If one speech can replenish a presidency—and I'm not sure it can—Barack Obama's State of the Union address was just such a speech. In tone and content it was aimed squarely at the fickle voters he has lost since last year: the swing-voting independents in the middle of the spectrum.
The president seized the center by stressing some conservative-sounding proposals; by lamenting the current corroded state of the political process; and by deploying a tone of sweet, sometimes even rueful reasonableness (even as he was deftly sticking the shiv into his Republican foes).
As a piece of politics, it was nothing short of masterful.

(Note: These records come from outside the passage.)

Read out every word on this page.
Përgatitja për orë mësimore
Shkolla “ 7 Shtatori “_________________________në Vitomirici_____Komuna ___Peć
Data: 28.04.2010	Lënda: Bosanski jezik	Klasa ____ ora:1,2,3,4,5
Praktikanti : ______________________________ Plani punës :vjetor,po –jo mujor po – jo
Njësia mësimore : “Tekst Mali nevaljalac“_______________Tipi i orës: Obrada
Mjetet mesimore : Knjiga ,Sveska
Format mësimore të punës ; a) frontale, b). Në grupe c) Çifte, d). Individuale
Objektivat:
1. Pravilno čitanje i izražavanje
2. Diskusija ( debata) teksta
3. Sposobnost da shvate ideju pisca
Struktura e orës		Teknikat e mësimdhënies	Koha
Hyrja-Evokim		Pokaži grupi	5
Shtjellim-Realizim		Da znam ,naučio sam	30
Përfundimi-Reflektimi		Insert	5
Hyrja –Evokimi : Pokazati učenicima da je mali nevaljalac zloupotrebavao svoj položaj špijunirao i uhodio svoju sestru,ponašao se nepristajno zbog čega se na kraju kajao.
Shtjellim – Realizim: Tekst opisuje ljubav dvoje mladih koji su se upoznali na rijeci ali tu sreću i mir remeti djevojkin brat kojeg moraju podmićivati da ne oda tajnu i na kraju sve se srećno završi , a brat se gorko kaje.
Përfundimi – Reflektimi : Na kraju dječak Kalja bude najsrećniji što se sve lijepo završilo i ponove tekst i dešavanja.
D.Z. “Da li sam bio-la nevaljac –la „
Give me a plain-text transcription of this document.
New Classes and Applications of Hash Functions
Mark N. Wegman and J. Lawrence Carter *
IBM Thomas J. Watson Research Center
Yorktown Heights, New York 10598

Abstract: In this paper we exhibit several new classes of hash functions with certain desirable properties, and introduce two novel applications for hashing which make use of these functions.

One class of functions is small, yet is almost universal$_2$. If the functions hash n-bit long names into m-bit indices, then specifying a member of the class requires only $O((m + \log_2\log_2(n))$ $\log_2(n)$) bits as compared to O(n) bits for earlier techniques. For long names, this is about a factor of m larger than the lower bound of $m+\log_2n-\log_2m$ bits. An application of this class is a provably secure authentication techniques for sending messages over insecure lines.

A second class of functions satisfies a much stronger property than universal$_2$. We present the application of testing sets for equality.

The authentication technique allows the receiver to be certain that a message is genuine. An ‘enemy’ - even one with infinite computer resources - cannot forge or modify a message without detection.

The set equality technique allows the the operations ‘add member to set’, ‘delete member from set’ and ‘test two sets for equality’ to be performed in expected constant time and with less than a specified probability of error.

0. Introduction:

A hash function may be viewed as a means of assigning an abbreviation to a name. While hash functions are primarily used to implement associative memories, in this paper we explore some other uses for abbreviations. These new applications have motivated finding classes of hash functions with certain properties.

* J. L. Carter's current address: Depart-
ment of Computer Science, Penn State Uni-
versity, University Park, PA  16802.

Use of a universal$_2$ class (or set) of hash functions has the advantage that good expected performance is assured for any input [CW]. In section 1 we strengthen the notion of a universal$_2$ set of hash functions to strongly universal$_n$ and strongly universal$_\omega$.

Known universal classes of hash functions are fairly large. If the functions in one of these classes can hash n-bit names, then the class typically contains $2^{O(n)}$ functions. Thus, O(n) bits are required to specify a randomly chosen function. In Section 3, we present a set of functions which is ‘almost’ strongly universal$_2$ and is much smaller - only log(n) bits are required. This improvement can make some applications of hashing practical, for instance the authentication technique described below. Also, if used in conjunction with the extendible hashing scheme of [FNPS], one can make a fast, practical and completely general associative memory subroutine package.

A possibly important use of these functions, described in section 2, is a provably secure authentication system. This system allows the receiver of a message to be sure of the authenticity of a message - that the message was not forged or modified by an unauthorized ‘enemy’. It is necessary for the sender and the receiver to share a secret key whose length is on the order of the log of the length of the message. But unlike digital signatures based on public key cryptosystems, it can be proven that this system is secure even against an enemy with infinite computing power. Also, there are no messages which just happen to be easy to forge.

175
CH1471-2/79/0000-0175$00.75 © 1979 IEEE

Sure, the president said he would let George W. Bush's tax cuts for the rich lapse, and he talked up some new (though modest) job-creating spending programs. But his economic proposals had more than a whiff of Reaganism in them, stressing as they did tax cuts, tax credits, rebates, and the like. He even touted the possibilities of off-shore drilling and nuclear power.
And sure, his proposed spending freeze is more flashy than fiscally powerful—it would exempt much more than it would include—but Obama ventured boldly onto GOP turf by promising to tackle the debt head on, and by reminding voters that it was W. who started the avalanche.
But perhaps his strongest bid for independent votes was in his philosophical tone about the failings of Washington: the rampant partisanship (which of course he is somewhat responsible for); the lack of openness (he promised to do more); the need to further rein in lobbyists (even though his minions have been trucking with them). He took blame, conceded error, and extended a hand with a smile on his face.
All of that—that sweet-seeming reasonableness and calm working through of issues in search of bipartisan answers—will be music to the ears of the unaffiliated.
Now all the president has to do is deliver on the hope he has now revived: that he can change both the way Washington works, and what Washington in fact decides.